Anche Gonçalves Nuno da Silva, Rettore della Gregoriana, è divertito dall'evento: “Le due squadre oggi, come tutti i partecipanti durante il torneo, giocano senza svestirsi gli abiti della Chiesa e si impegnano con tutte le forze per vincere. E' un gioco, non una battaglia. Ci sono valori in campo, da sottolineare anche l'universalità delle squadre che sono molto internazionali; dunque, qui si riflette l'internazionalità della Chiesa che viviamo a Roma. Ci sono giocatori da tutto il mondo, simbolo della vita della Chiesa. Siamo una Università che dà una formazione globale e accademica oltre che umana, lo sport fa parte di questa formazione”. 



Via al secondo tempo, gli amaranto ripartono bene sempre ben guidati da mister Caioli dalla panchina, premiato a fine partita come miglior allenatore del torneo, e dal suo vice Panichi, ma i Leoni d'Africa riescono a rompere il muro avversario. La gara, infatti, si sblocca al 40esimo in maniera fortunosa: tiro-cross dalla destra dell’ugandese Ssekate, errata valutazione del portiere magiaro Richter che si fa superare dal pallone piombando all'incrocio dei pali: 1a0, in tripudio il tifo biancogiallo! 

La Gregoriana è costretta a sostituire un affaticato e stanco Sadio, dentro l'attaccante croato Matic, lo scorso anno bomber del torneo, per provare a riagguantare il risultato. Niente da fare, l'Urbano ben gestisce il match e non rischia niente. Sul finale mister Minsi richama Biata in panchina, dentro Mbah che provvidenzialmente insacca la palla del 2a0 in mischia dopo i tentativi ribattuti di Badji e Kayiwa.

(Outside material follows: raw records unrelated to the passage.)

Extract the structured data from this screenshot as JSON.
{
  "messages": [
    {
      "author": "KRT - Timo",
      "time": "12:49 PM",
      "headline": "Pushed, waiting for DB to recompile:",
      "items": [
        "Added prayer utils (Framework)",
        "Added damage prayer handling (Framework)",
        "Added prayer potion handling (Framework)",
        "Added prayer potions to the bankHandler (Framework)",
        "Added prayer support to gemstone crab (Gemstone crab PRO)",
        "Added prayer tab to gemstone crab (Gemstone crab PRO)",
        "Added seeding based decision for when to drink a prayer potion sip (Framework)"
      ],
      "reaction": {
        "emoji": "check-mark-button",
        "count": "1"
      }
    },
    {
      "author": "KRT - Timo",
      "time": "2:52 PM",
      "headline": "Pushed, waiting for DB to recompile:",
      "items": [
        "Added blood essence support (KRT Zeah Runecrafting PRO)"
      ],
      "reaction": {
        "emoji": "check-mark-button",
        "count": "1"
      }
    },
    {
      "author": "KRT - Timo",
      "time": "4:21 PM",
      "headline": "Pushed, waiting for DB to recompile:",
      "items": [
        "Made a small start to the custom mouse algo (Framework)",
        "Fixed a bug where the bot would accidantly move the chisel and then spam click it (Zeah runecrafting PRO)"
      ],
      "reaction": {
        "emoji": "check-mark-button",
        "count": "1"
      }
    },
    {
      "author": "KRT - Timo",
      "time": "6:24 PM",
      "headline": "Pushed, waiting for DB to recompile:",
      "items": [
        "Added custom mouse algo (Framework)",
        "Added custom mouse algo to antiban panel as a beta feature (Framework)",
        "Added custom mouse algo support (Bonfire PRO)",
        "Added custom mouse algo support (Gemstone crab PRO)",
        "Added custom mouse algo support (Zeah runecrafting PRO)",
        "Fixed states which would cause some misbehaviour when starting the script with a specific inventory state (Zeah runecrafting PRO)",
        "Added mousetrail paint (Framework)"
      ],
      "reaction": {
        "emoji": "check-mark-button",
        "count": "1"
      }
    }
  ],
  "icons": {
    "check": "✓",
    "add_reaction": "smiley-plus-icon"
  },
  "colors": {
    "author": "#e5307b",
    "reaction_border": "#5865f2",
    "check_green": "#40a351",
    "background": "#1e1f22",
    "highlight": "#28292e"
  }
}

Triplice fischio e via alla festa del Collegio Urbano! 

Dal canto loro, gli amaranto restano con il sorriso, spronati anche dal loro Rettore: “Siamo comunque vicecampioni, bravi tutti!”. Gli fa eco mister Caioli: “Abbiamo dato tutto, all'inizio della Clericus Cup non pensavamo di poter arrivare in finale e invece i ragazzi sono stati bravissimi”. 

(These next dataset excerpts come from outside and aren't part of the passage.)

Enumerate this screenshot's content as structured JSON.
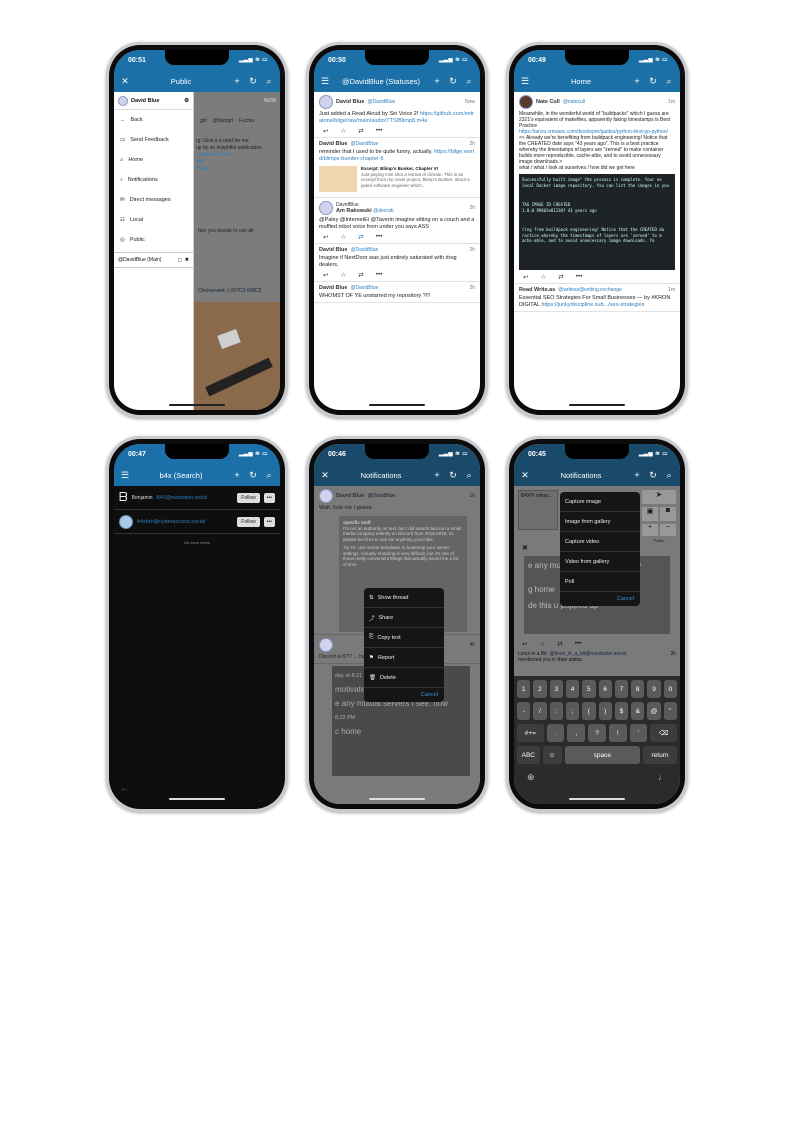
{
  "phones": [
    {
      "time": "00:51",
      "title": "Public",
      "drawer": {
        "header": "David Blue",
        "items": [
          "Back",
          "Send Feedback",
          "Home",
          "Notifications",
          "Direct messages",
          "Local",
          "Public"
        ],
        "footer": "@DavidBlue (Main)"
      },
      "background_text": [
        "NOW",
        "girl",
        "@blutrgrl",
        "Fuchia",
        "rg: Give it a read for me,",
        "up by an insightful publication",
        "storotech https://",
        "shb",
        "status",
        "hen you decide to use dit",
        "Choosevent :) #37C3 #38C3"
      ]
    },
    {
      "time": "00:50",
      "title": "@DavidBlue (Statuses)",
      "posts": [
        {
          "name": "David Blue",
          "handle": "@DavidBlue",
          "time": "Now",
          "text": "Just added a Read Aloud by Siri Voice 2! ",
          "link": "https://github.com/extratone/bilge/raw/main/audio/TTS/Blimp8.m4a"
        },
        {
          "name": "David Blue",
          "handle": "@DavidBlue",
          "time": "2h",
          "text": "reminder that I used to be quite funny, actually. ",
          "link": "https://bilge.world/blimps-bunder-chapter-6",
          "card_title": "Excerpt: Blimp's Bunker, Chapter VI",
          "card_text": "Just paying mini shot a retreat of climate. This is an excerpt from my novel project, Blimp's Bunker, about a jaded software engineer which..."
        },
        {
          "name": "Am Rakowski",
          "handle": "@decrab",
          "time": "2h",
          "boost": "DavidBlue",
          "text": "@Paley @InternetEi @Taverin imagine sitting on a couch and a muffled robot voice from under you says ASS"
        },
        {
          "name": "David Blue",
          "handle": "@DavidBlue",
          "time": "2h",
          "text": "Imagine if NextDoor was just entirely saturated with drug dealers."
        },
        {
          "name": "David Blue",
          "handle": "@DavidBlue",
          "time": "2h",
          "text": "WHOMST OF YE unstarred my repository ?!!!"
        }
      ]
    },
    {
      "time": "00:49",
      "title": "Home",
      "posts": [
        {
          "name": "Nate Cull",
          "handle": "@natecull",
          "time": "1m",
          "text": "Meanwhile, in the wonderful world of \"buildpacks\" which I guess are 2321's equivalent of makefiles, apparently faking timestamps is Best Practice",
          "link": "https://tanzu.vmware.com/developer/guides/python-kind-go-python/",
          "text2": "<< Already we're benefiting from buildpack engineering! Notice that the CREATED date says \"43 years ago\". This is a best practice whereby the timestamps of layers are \"zeroed\" to make container builds more reproducible, cache-able, and to avoid unnecessary image downloads.>",
          "text3": "what / what / look at ourselves / how did we get here",
          "image_lines": [
            "Successfully built image\" the process is complete. Your ne",
            "local Docker image repository. You can list the images in you",
            "TAG            IMAGE ID         CREATED",
            "1.0.0          998b5e81238f     43 years ago",
            "ring from buildpack engineering! Notice that the CREATED da",
            "ractice whereby the timestamps of layers are 'zeroed' to m",
            "ache-able, and to avoid unnecessary image downloads. Yo"
          ]
        },
        {
          "name": "Read Write.as",
          "handle": "@writeas@writing.exchange",
          "time": "1m",
          "text": "Essential SEO Strategies For Small Businesses — by #KRON DIGITAL",
          "link": "https://junkydiscipline.sub.../seo-strategies"
        }
      ]
    },
    {
      "time": "00:47",
      "title": "b4x (Search)",
      "results": [
        {
          "name": "Benjamin",
          "handle": "B4X@mastodon.social",
          "button": "Follow"
        },
        {
          "name": "",
          "handle": "b4xfan@cyberaccess.social",
          "button": "Follow"
        }
      ],
      "empty_text": "No more items"
    },
    {
      "time": "00:46",
      "title": "Notifications",
      "post": {
        "name": "David Blue",
        "handle": "@DavidBlue",
        "time": "1h",
        "text": "Wait, fuck me I guess.",
        "quote_title": "specific stuff",
        "quote_text": "I'm not an authority on text, but I did search and run a small media company entirely on Discord from 2016-2018, so please feel free to ask me anything you'd like.",
        "quote_text2": "Tip #1: Use server templates to bootstrap your server settings. Actually restoring is very difficult, but it's one of those really convenient things that actually saved me a lot of time."
      },
      "post2": {
        "time": "4h",
        "text": "Discord is 8:?? ... for randomly recommending"
      },
      "menu": [
        "Show thread",
        "Share",
        "Copy text",
        "Report",
        "Delete"
      ],
      "cancel": "Cancel",
      "discord_lines": [
        "day at 8:21 PM",
        "motivate myself to finally finis",
        "e any mutual servers I see. how",
        "8:22 PM",
        "c home"
      ]
    },
    {
      "time": "00:45",
      "title": "Notifications",
      "compose_text": "B4X!!! whoa...",
      "menu": [
        "Capture image",
        "Image from gallery",
        "Capture video",
        "Video from gallery",
        "Poll"
      ],
      "cancel": "Cancel",
      "visibility": "Public",
      "discord_lines": [
        "e any mutual servers I see. how",
        "g home",
        "de this u popped up"
      ],
      "notif": {
        "name": "Linux in a Bit",
        "handle": "@linux_in_a_bit@mastodon.social",
        "time": "2h",
        "text": "mentioned you in their status"
      },
      "keyboard": {
        "row1": [
          "1",
          "2",
          "3",
          "4",
          "5",
          "6",
          "7",
          "8",
          "9",
          "0"
        ],
        "row2": [
          "-",
          "/",
          ":",
          ";",
          "(",
          ")",
          "$",
          "&",
          "@",
          "\""
        ],
        "row3": [
          ".",
          ",",
          "?",
          "!",
          "'"
        ],
        "row3_left": "#+=",
        "abc": "ABC",
        "space": "space",
        "return": "return"
      }
    }
  ]
}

C'è Mark Paver, centrocampista inglese della Gregoriana e premiato miglior giocatore del torneo, che invita tutti a pregare per le vittime dell'attentato di Manchester: “E' una situazione triste, ho pregato molto e fatelo per cortesia anche voi, sia per le vittime che per la pace nel mondo”.